Greg Bear’s Blood Music is of a subgenre that I think of as ’80s Californian SF. I have a lot of informal subgenres in my head, apparently. The subgenre designation is pretty obvious here, because Blood Music is set in (and, I assume, written in) California in the ‘80s, and starts in the biotech industry, where Our Not-Exactly Hero is attempting to create computational devices using genetically-engineered bacteria. Despite being decades-old, the focus on biotech makes the book feel fairly modern and up-to-date, as biotech remains the hot new frontier of science.

Blood Music is a novelization of an award-winning short story; I don’t know which parts of the book were in the original short story, and which were added on to make it novel-length, but I bet there are people out there who say the book sucks, because it just pads out the short story. Well, they’re wrong, as this is a book without much in the way of padding. Take very much out of the book, and it’ll feel abridged and terse. As it is, there’s already an amazingly high idea density in this short book, and already the characterizations feel a bit abbreviated — this is definitely a book where the peoples are props to the cool science fictional things going on. Highly recommended to fans of idea-laden SF.

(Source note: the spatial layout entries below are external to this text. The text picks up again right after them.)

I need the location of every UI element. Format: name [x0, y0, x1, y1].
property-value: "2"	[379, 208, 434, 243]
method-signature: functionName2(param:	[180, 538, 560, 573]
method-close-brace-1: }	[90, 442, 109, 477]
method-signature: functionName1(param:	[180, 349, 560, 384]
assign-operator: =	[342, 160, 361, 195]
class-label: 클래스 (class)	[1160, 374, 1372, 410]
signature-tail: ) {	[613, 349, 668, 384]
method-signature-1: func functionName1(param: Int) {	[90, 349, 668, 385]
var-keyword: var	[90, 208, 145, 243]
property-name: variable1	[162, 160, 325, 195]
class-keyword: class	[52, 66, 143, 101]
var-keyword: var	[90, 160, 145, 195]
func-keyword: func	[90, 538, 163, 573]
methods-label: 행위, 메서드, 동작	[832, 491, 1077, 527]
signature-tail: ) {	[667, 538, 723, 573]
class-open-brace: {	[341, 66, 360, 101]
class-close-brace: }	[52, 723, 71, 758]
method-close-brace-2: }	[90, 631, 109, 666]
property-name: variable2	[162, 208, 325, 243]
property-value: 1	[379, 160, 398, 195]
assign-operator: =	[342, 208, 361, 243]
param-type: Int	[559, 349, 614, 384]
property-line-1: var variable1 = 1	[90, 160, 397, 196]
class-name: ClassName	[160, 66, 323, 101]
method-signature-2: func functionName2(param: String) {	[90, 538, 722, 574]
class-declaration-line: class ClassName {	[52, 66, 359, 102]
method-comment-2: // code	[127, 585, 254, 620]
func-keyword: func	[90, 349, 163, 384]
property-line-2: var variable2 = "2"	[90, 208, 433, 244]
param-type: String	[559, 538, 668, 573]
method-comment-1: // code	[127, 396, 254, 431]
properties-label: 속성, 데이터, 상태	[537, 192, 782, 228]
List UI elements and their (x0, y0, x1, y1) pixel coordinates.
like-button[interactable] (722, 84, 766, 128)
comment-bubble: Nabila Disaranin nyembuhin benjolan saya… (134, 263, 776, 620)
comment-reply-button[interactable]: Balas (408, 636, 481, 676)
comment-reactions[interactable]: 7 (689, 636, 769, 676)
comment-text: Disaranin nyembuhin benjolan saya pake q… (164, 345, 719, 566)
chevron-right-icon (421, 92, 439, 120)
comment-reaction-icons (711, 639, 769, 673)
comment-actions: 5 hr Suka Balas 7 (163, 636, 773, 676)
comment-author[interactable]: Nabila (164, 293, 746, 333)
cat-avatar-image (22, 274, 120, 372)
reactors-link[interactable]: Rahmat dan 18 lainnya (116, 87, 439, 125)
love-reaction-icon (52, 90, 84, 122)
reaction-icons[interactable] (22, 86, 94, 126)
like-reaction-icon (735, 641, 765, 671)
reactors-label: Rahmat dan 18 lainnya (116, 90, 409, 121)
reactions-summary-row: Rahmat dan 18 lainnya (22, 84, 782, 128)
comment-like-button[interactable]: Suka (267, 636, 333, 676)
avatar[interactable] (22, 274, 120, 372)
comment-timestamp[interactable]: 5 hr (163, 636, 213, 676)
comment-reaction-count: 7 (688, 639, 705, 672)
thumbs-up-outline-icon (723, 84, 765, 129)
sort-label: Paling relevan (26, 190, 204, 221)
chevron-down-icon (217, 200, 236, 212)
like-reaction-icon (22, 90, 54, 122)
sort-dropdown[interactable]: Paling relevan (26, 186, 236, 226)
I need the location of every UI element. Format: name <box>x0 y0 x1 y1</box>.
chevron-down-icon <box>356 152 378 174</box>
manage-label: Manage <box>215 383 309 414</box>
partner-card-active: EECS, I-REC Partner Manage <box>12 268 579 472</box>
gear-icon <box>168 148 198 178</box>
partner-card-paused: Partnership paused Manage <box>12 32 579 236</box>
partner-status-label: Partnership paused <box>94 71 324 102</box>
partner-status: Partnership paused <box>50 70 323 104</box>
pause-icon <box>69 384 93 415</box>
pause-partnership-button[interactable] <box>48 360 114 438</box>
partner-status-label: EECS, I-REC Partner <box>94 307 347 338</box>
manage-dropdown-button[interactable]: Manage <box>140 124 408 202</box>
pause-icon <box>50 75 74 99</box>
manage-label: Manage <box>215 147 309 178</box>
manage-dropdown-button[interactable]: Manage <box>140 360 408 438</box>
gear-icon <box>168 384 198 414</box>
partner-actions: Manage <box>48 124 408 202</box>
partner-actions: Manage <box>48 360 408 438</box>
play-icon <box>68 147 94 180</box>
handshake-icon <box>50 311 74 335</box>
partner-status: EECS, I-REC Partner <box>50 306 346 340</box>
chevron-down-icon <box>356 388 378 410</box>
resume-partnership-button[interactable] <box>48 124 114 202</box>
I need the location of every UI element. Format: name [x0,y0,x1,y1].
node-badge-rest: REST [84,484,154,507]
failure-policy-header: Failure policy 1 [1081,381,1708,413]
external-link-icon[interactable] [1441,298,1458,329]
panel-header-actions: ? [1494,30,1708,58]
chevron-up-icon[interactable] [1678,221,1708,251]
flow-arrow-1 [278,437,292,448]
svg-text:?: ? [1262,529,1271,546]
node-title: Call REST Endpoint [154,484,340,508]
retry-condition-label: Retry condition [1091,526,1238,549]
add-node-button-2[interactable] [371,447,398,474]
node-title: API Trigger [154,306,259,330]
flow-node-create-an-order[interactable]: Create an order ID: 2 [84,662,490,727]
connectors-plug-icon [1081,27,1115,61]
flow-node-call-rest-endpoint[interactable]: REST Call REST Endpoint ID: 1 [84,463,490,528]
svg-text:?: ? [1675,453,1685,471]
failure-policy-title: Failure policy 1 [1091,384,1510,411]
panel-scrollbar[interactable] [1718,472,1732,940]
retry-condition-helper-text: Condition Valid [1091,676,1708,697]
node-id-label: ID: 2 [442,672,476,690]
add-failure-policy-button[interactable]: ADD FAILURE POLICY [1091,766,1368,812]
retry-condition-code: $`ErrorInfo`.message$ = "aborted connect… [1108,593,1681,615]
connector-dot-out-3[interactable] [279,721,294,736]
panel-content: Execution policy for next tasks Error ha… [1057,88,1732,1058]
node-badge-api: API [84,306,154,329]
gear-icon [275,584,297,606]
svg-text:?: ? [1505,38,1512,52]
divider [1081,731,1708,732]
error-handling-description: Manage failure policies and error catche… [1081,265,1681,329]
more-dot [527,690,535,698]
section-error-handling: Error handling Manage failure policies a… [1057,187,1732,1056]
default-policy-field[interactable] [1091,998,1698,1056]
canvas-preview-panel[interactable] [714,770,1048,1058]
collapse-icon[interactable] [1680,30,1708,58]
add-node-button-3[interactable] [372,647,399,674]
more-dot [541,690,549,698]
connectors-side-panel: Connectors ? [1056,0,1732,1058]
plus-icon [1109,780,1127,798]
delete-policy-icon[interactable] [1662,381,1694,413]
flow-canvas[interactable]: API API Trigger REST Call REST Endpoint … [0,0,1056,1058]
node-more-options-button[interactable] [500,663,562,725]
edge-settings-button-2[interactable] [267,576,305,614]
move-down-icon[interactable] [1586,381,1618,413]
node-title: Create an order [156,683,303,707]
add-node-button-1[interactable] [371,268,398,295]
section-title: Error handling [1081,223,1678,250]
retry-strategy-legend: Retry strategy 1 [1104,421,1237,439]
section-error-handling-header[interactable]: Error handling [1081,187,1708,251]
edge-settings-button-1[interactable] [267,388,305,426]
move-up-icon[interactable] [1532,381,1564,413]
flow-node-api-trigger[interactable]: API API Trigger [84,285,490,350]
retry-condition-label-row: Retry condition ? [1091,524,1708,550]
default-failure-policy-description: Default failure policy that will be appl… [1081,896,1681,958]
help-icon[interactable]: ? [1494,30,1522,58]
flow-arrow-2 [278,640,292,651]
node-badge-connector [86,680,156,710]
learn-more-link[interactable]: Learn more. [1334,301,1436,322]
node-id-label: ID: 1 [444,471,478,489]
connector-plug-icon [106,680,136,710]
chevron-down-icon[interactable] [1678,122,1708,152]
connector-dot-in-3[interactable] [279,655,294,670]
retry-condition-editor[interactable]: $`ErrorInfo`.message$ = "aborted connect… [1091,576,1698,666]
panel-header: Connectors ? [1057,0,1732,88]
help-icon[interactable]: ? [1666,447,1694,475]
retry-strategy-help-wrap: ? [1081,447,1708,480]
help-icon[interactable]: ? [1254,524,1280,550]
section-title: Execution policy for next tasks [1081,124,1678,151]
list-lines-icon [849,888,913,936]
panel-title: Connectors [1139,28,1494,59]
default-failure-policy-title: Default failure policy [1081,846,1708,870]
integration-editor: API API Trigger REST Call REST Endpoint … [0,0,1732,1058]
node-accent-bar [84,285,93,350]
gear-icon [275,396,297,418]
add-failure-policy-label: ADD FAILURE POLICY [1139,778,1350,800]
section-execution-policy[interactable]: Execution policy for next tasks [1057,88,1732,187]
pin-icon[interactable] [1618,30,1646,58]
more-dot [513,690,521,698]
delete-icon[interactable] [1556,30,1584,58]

Greg Bear’s Eon falls into an entirely different subgenre: The BDO exploration novel. It’s particularly reminiscent of Clarke’s Rendezvous With Rama, as both books feature humans exploring the uninhabited cylindrical interior of a giant alien spaceship, and trying to figure out what the heck is going on. But Bear’s book doesn’t stand up to that comparison. The most important thing in a book like this is sense of wonder — the book needs to make you feel like you’re exploring something beyond the ken of human minds, something stranger and more wonderful than you would have thought of. Clarke does that admirably. Bear hardly even tries.

That’s not the only flaw in Bear’s novel: The world-building is weirdly off, as well. The story takes place in 2005 as viewed from 1985: The U.S. is in the increasingly hot stages of the Cold War with a more-hostile U.S.S.R. But that’s not the part that sounds wrong; obviously, it didn’t happen, but I’m perfectly okay with giving Bear a pass on that. What gets me is this: In the book’s history, a nuclear exchange happened in the late 1990s, wiping out entirely Atlanta, Kiev, and a couple of other second-tier cities. Now, what would you call an event like that? Maybe “World War III”, or something with “Great” in the name, right? Well, the people of Bear’s world call it “The Little Death.” Little! This makes no sense at all... until you find out that in the future, there’ll be a larger nuclear attack, which will be simply called “The Death.” Of course, the people in Bear’s world don’t know this yet, so it’s awfully prescient of them to have called their nuclear attack The Little Death, the same way it was prescient of folks in the 1920s to refer to “World War I.”

All that said, Eon wasn’t a bad book. I did read through it quickly enough, and it got better as it went along. It’s just one of those basically mediocre books that’s okay, but nothing more; disappointing after having read the excellent Blood Music.